So here’s the stitch, for whatever unfortunate reason you’re forced to go to a concert by yourself. Maybe your friends can’t go, don’t want to go or maybe you don’t have friends anyway – the point is that you are very alone and have nobody to depend on but yourself. This means that you have to deal with picking what clothes to wear, getting to the gig, dealing with cloak rooms and understanding the whole vibe of the place. All this pressure and burdening responsibility falls upon your sad and lonely shoulders as you go there and everyone else around you will probably laugh to their many friends and probably throw stuff at you for being alone.
Now when you think about the situation like this, you kinda quell just the absolute awesomeness that is seeing a live musical act do their thing. Not only is it music that you probably enjoy but it’s the people who actually play that music in the same place as you, how insane is that? Not to mention the vibe of live music that, depending on what kind of show you’re going to can be either incredibly energetic and raw or extremely serene and harmonious. Added to that you’re actually there, supporting an artist that you dig in a very real and physical way.
So now that we’ve established that live music is the bees knees we can get into a couple of ways to deal with the perfectly natural anxieties surrounding the solo concert voyage:
1. Making friends!
If you want to make friends and hey, why wouldn’t you, you should probably get there pretty early, maybe even before the doors open. It’s almost like a pre-established rule that this is the best way to make friends at concerts which means you’ll be surrounded by people with the same goal. What’s also awesome is that you’ll have an easy conversation starter like “Hey, are you seeing the band?”, to which they’ll probably reply “Yeah omg, I’m totally seeing the band!” and the rest of the conversation will flow just as organically.
In terms of getting there, public transport is probably the easiest and mostly stress-free way to go. That way you don’t have to worry about parking, insane city traffic or not drinking. Plus, when you’re on trains and trams you have extra time to think about the awesome time you’re about to have or just had.
The Cloak Room
Cloak rooms are seriously not that hard to navigate. I mean sometimes they even have big signs telling you exactly what’s going on and how much it will cost you and what goes in there so don’t stress about that at all. Just make sure you’ve got some change, as most cloak rooms only deal in paper and coins. The people who station cloak-rooms are also really cool and patient, it’s pretty much their job to deal with your stupid questions and like most people, as long as you’re nice to them, they’ll be nice to you.

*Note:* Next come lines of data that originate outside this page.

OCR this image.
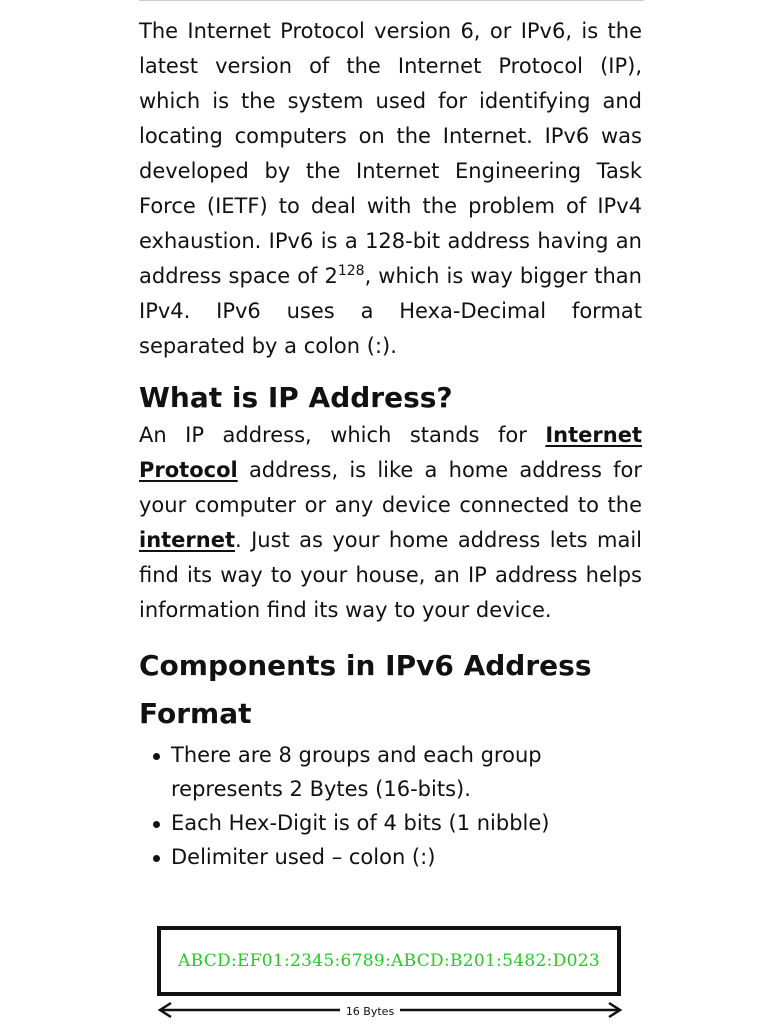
The Internet Protocol version 6, or IPv6, is the latest version of the Internet Protocol (IP), which is the system used for identifying and locating computers on the Internet. IPv6 was developed by the Internet Engineering Task Force (IETF) to deal with the problem of IPv4 exhaustion. IPv6 is a 128-bit address having an address space of $2^{128}$, which is way bigger than IPv4. IPv6 uses a Hexa-Decimal format separated by a colon (:).

What is IP Address?

An IP address, which stands for Internet Protocol address, is like a home address for your computer or any device connected to the internet. Just as your home address lets mail find its way to your house, an IP address helps information find its way to your device.

Components in IPv6 Address Format
There are 8 groups and each group represents 2 Bytes (16-bits).
Each Hex-Digit is of 4 bits (1 nibble)
Delimiter used – colon (:)
ABCD:EF01:2345:6789:ABCD:B201:5482:D023
16 Bytes
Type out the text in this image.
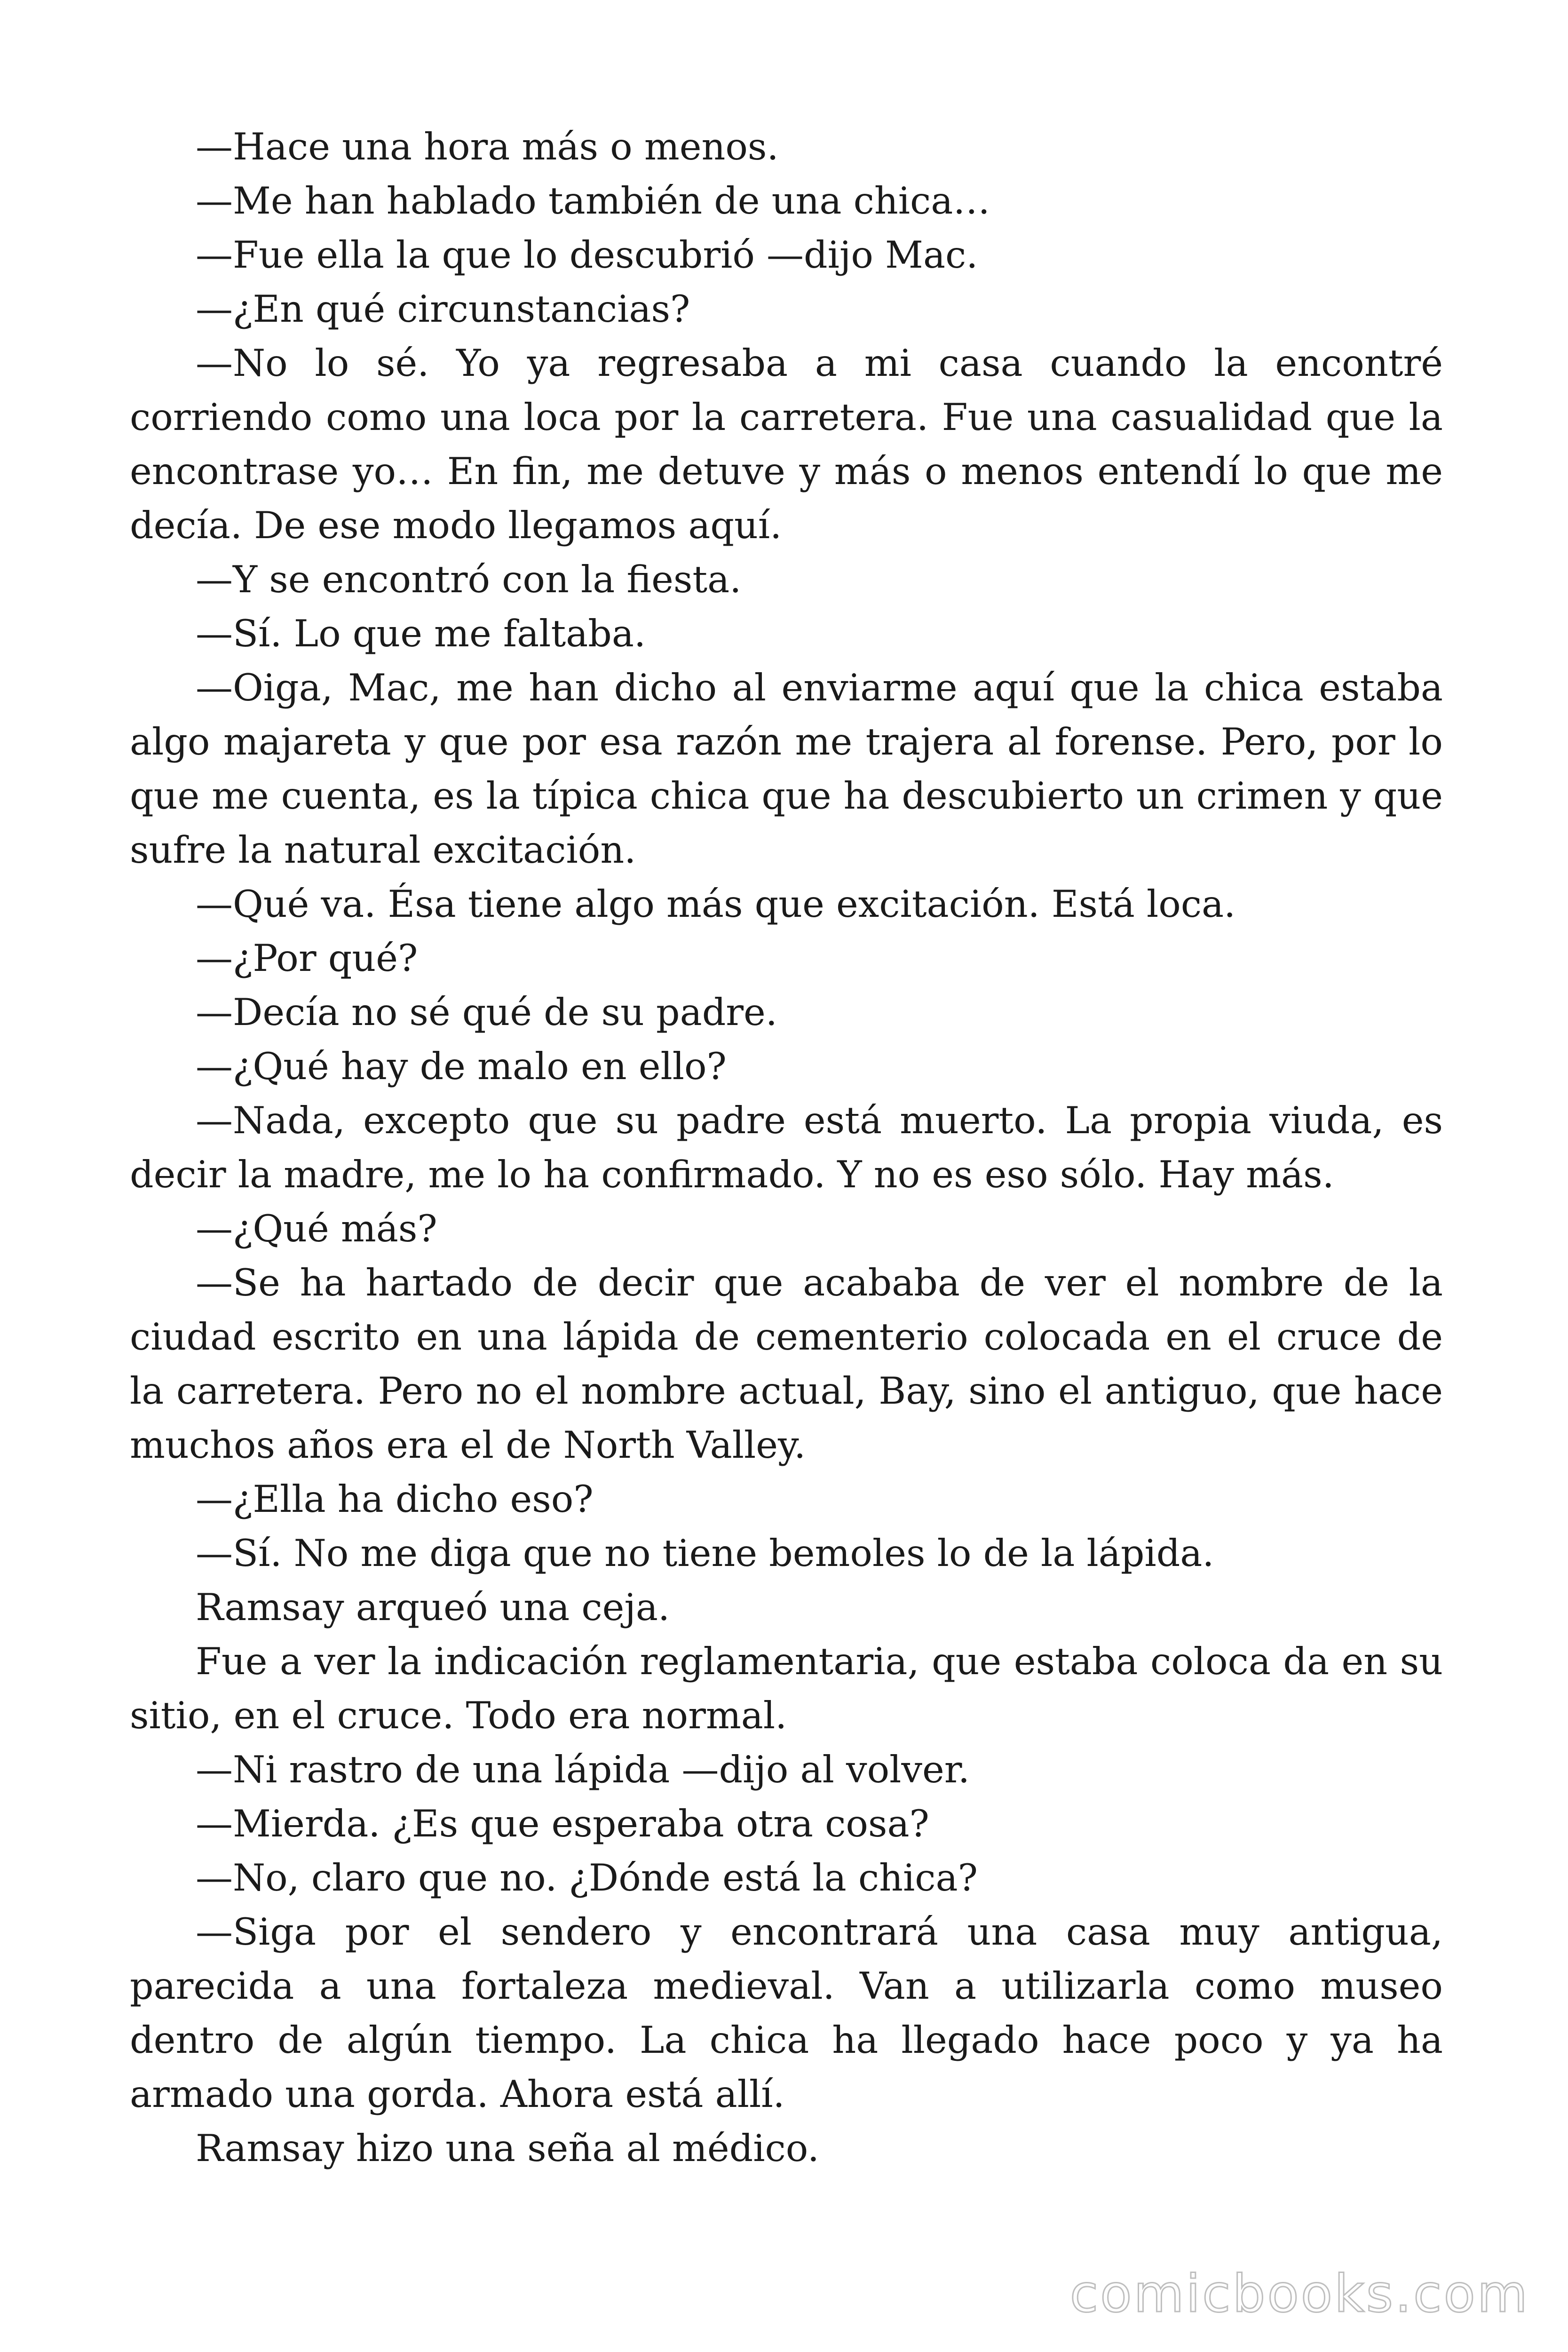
—Hace una hora más o menos.

—Me han hablado también de una chica…

—Fue ella la que lo descubrió —dijo Mac.

—¿En qué circunstancias?

—No lo sé. Yo ya regresaba a mi casa cuando la encontré corriendo como una loca por la carretera. Fue una casualidad que la encontrase yo… En fin, me detuve y más o menos entendí lo que me decía. De ese modo llegamos aquí.

—Y se encontró con la fiesta.

—Sí. Lo que me faltaba.

—Oiga, Mac, me han dicho al enviarme aquí que la chica estaba algo majareta y que por esa razón me trajera al forense. Pero, por lo que me cuenta, es la típica chica que ha descubierto un crimen y que sufre la natural excitación.

—Qué va. Ésa tiene algo más que excitación. Está loca.

—¿Por qué?

—Decía no sé qué de su padre.

—¿Qué hay de malo en ello?

—Nada, excepto que su padre está muerto. La propia viuda, es decir la madre, me lo ha confirmado. Y no es eso sólo. Hay más.

—¿Qué más?

—Se ha hartado de decir que acababa de ver el nombre de la ciudad escrito en una lápida de cementerio colocada en el cruce de la carretera. Pero no el nombre actual, Bay, sino el antiguo, que hace muchos años era el de North Valley.

—¿Ella ha dicho eso?

—Sí. No me diga que no tiene bemoles lo de la lápida.

Ramsay arqueó una ceja.

Fue a ver la indicación reglamentaria, que estaba coloca da en su sitio, en el cruce. Todo era normal.

—Ni rastro de una lápida —dijo al volver.

—Mierda. ¿Es que esperaba otra cosa?

—No, claro que no. ¿Dónde está la chica?

—Siga por el sendero y encontrará una casa muy antigua, parecida a una fortaleza medieval. Van a utilizarla como museo dentro de algún tiempo. La chica ha llegado hace poco y ya ha armado una gorda. Ahora está allí.

Ramsay hizo una seña al médico.

comicbooks.com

In terms of clothing, wear what you’d wear to go to the movies with your friends (making adjustments of course for weather and how physical your moshing, dancing or swaying is going to be). However if that involves previously owned band merch then I’d probably not do that. Like with all things I’d advocate for wearing what you want but if you’re concerned about the perceptions of yourself based on your clothing, I’d avoid any kind of music related threads. I don’t really understand why but apparently it’s a thing? Seems kinda pretentious and snobby to me so if you’re not feeling confident with potentially upsetting the one or two pretentious and snobby people who will be at the gig then just wear something nice and comfy.
The Merch Stand
If you have the money to spare DEFINITELY buy something from the merch stand. Whether it’s a hoodie, a shirt, a hat or a physical copy of the music. It’s another way to directly support the act and it gives you a memento of the actual concert itself. In terms of payment I’ve never been to a stand that doesn’t have an EFTPOS machine but it’s always reassuring to bring some cash with you.
These points of advice almost all align themselves under the tenant of focusing on the music and the vibe. The awesome thing about doing anything by yourself is that you don’t have to worry about the person or people you’re with, all that really matters is your own experience. Yet at the same time, it’s not like you’re alone, you’re surrounded by a bunch of people who are all trying to vibe as hard as you. They will help you up if you fall down in the mosh, they will dig your bad dance moves and will be singing along badly to the same great songs. All of these occurrences are beautiful moments of communal connection and it’s a shame to miss out on them because of the worries associated with being alone in public.